That will never work
Found a really interesting podcast episode the other day. Marc Randolph was talking about the beginning of Netflix - surely a story many have heard before. There was one train of thought, stuck with me for a long time, so I felt is worth writing down.
(thanks to https://sonix.ai for the transcript)
"Culture in many cases stems from how the founders behave and then they pass that on to their employees. At the beginning, Netflix's culture was not that much different from any startup. You have enough things you can keep a hundred people busy and so you can't be telling people: here's what you should do, and if you want to do this problem do this and then check into that. I don't have time for that. I'll see you in three weeks, and here's what I expect you to have done. And I trust that you're going to actually figure it out. You're going to bump into things you didn't anticipate you're going to have problems, you're gonna have delays. You'll figure it out. And in three weeks you all assemble and you look around the room and everyone's got their shit in order and you go, that's awesome.
That works great when you have seven people. But then when you get to 70, what happens is someone shows up late at the assembly point and you go - oh this isn't good. So you say - everybody, from now on I want to check in: have status reports once a week, so I can find things out in advance. And then, one person a couple of weeks later overspends and you go - oh, this isn't good. From now on, any expense over 500 dollars needs to be pre-approved, to make sure we don't overspend. And so pretty soon, this group of people who you had entrusted, you'd given them this responsibility to meet you at a certain point, but the freedom to solve the problems is all of a sudden gone and you're treating them all like a bunch of seven year olds.

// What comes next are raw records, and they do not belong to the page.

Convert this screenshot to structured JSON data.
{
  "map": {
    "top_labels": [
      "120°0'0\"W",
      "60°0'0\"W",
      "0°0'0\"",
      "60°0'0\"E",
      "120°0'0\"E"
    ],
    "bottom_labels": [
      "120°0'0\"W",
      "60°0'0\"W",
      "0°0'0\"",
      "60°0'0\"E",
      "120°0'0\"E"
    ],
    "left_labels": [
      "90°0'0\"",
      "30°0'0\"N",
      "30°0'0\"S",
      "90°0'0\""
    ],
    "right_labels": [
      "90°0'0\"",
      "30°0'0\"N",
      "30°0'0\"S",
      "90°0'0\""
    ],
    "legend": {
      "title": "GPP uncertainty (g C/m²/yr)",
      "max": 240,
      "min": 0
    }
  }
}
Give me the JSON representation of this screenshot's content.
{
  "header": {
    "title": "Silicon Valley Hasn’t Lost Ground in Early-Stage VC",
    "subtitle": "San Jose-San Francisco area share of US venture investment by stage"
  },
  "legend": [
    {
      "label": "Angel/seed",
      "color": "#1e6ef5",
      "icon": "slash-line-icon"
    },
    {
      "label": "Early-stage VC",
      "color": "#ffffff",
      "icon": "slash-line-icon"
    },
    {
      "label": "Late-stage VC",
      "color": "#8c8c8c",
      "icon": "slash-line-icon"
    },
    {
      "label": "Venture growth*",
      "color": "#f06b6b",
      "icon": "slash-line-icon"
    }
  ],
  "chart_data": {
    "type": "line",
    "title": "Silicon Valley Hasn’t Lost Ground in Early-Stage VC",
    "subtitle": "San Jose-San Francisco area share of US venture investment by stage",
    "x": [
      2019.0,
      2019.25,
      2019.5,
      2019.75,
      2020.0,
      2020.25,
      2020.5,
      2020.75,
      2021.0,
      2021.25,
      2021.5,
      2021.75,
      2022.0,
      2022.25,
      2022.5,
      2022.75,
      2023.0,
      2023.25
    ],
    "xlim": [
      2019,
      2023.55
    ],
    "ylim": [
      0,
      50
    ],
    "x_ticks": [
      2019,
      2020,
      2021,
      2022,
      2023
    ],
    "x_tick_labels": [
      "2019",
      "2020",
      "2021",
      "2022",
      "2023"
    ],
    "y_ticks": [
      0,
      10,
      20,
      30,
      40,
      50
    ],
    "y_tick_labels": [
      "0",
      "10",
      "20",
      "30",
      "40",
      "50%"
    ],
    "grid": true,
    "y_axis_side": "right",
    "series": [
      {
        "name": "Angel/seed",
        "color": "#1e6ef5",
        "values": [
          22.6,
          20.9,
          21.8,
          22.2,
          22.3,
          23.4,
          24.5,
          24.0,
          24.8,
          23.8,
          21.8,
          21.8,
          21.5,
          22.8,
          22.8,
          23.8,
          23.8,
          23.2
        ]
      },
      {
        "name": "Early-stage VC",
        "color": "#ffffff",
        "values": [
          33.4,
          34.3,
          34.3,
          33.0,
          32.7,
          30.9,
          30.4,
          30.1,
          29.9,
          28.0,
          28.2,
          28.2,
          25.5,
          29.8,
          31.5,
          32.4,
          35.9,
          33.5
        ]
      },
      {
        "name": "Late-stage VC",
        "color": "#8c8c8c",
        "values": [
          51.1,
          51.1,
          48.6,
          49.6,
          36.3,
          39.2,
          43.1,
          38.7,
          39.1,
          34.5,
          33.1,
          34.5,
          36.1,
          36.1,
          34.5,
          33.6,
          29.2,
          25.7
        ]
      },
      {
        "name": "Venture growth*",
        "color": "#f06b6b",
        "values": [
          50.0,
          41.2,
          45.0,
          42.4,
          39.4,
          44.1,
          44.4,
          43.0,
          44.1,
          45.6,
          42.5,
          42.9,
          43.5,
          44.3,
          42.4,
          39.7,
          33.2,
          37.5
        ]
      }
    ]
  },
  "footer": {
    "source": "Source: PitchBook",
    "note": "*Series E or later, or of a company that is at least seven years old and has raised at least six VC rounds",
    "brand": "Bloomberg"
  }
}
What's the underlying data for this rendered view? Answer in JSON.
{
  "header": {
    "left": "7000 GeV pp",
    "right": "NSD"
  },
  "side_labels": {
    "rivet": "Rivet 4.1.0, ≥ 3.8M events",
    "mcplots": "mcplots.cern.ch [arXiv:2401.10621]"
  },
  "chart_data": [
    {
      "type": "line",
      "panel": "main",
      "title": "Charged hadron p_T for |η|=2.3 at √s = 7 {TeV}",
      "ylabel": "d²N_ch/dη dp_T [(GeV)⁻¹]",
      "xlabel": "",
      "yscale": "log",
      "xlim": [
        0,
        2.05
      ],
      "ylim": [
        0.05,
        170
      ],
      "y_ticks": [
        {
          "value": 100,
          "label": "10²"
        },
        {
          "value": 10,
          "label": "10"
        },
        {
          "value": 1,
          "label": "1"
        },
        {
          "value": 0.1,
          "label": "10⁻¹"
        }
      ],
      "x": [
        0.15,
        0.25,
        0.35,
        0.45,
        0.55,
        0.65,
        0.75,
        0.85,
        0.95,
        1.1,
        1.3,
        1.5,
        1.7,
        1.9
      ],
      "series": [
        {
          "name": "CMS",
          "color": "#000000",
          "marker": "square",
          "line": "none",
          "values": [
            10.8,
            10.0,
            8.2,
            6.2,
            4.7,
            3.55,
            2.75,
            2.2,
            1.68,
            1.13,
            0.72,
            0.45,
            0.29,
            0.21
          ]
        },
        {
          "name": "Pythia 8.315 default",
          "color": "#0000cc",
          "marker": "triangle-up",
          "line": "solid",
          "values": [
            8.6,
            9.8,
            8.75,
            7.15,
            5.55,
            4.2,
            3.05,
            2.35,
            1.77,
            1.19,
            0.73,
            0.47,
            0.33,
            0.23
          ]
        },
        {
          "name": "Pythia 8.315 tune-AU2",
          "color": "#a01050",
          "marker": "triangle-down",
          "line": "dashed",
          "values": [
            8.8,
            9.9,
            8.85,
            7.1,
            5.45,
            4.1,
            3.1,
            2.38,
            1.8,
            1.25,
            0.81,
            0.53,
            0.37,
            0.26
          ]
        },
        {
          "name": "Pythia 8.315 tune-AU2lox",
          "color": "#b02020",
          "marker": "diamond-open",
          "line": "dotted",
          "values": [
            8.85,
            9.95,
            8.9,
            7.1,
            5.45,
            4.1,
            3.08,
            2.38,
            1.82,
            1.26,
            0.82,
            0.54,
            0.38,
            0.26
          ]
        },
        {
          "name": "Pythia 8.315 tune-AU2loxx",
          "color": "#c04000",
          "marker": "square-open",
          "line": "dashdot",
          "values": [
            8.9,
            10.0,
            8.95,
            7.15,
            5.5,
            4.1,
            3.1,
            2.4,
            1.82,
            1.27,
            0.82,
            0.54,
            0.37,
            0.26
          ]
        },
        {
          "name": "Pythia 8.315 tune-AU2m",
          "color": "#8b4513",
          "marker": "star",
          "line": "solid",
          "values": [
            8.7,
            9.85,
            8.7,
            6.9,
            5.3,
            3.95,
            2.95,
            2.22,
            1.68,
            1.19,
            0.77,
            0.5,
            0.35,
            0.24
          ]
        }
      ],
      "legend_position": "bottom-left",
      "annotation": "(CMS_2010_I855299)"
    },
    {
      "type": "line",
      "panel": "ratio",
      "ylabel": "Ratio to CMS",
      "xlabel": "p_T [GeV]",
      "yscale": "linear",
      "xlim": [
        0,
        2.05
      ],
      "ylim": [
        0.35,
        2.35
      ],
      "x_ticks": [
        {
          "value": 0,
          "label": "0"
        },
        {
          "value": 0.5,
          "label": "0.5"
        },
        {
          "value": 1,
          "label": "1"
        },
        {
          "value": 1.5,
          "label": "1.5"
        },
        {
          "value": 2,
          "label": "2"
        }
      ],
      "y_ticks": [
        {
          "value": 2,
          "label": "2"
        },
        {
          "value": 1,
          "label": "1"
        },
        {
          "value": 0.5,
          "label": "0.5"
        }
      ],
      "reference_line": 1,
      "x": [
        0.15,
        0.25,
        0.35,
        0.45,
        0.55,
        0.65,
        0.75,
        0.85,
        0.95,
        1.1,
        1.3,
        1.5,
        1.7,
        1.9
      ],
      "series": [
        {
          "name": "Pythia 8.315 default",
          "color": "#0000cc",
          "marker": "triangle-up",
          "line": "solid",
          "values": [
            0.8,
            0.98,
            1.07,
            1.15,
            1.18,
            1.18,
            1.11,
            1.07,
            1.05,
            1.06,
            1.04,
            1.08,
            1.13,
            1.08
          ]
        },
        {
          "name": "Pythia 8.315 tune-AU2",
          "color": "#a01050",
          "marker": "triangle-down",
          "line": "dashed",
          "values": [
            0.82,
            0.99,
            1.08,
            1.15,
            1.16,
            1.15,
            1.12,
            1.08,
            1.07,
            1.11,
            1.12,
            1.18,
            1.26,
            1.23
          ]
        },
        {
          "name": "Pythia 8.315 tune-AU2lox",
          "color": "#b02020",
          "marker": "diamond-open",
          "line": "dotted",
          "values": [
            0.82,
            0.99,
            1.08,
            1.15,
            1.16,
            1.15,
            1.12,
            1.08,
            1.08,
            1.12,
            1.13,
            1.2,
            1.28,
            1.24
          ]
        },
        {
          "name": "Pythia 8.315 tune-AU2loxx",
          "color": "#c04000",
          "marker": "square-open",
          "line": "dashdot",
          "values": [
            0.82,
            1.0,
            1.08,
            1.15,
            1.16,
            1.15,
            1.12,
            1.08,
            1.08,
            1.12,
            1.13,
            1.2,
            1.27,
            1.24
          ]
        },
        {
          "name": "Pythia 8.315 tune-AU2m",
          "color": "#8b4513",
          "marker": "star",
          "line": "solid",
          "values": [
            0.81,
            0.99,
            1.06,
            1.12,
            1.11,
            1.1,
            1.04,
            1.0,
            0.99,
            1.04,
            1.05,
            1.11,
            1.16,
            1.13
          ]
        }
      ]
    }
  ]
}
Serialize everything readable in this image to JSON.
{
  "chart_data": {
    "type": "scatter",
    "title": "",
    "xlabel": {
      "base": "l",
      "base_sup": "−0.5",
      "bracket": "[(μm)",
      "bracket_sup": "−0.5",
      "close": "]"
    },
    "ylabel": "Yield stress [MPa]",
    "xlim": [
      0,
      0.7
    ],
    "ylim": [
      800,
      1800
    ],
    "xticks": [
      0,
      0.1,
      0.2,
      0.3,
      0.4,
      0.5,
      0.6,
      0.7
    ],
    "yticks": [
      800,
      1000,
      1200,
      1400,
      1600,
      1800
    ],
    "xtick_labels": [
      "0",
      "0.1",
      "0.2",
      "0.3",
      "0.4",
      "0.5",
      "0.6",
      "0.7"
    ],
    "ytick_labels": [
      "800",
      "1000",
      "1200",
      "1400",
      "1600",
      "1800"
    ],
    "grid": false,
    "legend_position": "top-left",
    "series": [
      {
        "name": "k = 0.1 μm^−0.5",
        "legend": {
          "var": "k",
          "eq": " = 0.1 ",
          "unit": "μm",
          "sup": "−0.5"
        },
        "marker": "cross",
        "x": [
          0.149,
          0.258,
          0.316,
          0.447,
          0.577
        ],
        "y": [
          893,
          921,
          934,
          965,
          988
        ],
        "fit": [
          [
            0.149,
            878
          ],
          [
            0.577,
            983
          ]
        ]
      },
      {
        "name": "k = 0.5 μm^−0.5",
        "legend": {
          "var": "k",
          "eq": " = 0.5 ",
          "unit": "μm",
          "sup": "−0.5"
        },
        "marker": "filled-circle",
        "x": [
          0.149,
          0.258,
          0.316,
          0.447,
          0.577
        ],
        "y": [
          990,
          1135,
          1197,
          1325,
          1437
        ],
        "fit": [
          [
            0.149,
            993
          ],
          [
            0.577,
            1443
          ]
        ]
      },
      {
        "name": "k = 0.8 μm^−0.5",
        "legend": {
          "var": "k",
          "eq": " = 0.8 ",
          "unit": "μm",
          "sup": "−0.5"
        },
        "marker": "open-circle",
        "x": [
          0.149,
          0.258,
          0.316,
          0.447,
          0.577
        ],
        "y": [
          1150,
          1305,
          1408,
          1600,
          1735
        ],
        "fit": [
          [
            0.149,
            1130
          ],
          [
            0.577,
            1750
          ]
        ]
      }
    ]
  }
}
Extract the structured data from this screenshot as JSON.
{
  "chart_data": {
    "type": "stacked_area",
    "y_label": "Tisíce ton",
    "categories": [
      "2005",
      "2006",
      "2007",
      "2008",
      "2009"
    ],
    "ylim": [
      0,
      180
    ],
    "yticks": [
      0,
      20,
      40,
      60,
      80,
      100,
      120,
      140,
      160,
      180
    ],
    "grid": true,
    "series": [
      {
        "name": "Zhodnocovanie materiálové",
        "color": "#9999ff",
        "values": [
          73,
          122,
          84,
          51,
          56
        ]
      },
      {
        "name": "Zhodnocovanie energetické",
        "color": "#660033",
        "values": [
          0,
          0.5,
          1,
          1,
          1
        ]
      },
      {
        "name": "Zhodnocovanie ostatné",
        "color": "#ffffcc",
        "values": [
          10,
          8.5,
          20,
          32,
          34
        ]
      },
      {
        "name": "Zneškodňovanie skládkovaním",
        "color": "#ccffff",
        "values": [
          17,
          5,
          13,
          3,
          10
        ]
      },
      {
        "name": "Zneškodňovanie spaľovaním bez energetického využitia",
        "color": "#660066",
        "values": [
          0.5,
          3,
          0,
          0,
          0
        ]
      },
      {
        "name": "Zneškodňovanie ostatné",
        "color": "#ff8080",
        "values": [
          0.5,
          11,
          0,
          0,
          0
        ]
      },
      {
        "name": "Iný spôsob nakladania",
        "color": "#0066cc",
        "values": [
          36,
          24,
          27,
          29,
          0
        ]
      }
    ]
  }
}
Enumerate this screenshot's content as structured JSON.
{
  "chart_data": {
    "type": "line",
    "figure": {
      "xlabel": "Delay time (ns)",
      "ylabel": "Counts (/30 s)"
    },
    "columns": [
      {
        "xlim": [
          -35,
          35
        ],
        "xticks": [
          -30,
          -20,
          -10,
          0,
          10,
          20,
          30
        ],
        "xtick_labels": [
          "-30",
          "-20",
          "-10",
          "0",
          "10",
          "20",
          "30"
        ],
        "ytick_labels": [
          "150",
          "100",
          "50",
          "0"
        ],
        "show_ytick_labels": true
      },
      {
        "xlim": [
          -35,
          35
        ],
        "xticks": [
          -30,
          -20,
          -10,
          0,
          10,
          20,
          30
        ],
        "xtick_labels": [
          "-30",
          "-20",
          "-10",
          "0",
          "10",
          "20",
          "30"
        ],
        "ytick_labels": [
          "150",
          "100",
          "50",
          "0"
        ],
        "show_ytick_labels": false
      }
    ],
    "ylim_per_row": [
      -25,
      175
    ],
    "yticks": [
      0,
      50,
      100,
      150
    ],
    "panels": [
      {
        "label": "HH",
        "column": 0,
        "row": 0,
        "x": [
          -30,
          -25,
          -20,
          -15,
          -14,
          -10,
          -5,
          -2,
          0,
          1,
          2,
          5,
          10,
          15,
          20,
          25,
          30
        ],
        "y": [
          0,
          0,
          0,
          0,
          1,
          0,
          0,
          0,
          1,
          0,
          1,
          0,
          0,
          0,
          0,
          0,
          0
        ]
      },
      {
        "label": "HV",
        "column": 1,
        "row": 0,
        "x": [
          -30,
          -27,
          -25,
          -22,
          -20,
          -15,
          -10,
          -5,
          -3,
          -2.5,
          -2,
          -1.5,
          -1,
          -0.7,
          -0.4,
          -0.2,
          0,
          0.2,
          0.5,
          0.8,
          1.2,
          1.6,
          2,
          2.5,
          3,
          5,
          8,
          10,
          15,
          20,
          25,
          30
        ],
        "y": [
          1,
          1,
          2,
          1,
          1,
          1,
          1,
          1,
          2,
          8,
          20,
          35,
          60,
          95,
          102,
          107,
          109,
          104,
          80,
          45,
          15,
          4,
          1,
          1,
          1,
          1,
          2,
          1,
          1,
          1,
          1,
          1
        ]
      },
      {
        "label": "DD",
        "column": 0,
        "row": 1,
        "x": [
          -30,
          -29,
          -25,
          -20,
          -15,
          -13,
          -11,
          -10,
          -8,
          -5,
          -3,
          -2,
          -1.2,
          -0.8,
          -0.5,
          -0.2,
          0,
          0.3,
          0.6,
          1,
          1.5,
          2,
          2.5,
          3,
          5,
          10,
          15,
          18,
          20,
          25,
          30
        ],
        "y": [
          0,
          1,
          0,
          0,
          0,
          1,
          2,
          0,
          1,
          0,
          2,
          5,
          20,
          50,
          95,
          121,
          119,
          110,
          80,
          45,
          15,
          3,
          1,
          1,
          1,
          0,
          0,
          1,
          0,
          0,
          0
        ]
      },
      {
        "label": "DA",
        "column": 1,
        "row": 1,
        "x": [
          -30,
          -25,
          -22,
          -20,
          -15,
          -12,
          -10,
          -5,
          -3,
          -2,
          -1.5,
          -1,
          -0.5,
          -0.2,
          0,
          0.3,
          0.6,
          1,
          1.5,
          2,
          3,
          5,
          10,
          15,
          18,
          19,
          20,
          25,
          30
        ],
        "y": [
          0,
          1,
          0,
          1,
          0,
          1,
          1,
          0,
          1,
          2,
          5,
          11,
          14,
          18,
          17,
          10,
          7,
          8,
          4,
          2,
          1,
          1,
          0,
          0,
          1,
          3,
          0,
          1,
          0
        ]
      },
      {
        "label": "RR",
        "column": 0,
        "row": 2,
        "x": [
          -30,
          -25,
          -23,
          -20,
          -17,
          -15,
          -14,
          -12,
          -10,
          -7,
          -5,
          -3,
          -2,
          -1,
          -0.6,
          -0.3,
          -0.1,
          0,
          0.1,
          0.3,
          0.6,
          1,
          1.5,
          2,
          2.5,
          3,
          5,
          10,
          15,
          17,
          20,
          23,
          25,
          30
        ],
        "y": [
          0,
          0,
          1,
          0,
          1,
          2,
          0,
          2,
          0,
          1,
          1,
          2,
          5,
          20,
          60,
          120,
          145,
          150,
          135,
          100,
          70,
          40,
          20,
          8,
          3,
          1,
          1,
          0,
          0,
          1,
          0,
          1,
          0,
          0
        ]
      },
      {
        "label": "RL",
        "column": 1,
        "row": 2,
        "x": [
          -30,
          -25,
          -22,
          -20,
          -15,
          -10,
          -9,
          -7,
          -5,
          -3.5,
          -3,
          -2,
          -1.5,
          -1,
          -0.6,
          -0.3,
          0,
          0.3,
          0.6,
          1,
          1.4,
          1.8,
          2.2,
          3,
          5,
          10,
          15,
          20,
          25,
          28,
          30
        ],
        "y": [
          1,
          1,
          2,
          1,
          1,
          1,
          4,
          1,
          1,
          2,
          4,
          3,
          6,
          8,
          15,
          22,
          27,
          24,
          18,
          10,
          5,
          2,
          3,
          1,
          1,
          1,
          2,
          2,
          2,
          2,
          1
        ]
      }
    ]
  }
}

And you realize two things. One is when you make people to do the status reports and expense reports, they stop making independent decisions. You slow everything down. Getting to a place used to take three weeks, now it takes six weeks, and your people don't feel having flexibility to try something unconventional to get there. But the other thing you realize is people hate it. They won't say things like: "you're trusting me with this large budget and this major responsibility, but you don't trust me whether I can make a decision about what to buy or not to buy", or "you don't trust me as to what kind of hotel I can stay or whether I have the judgment to fly business class or coach class I'm going to Japan".
Soon you recognize that not only does the company move so much faster and so much better when everyone has the freedom to make decisions but the responsibility to make good ones, but also people love working there."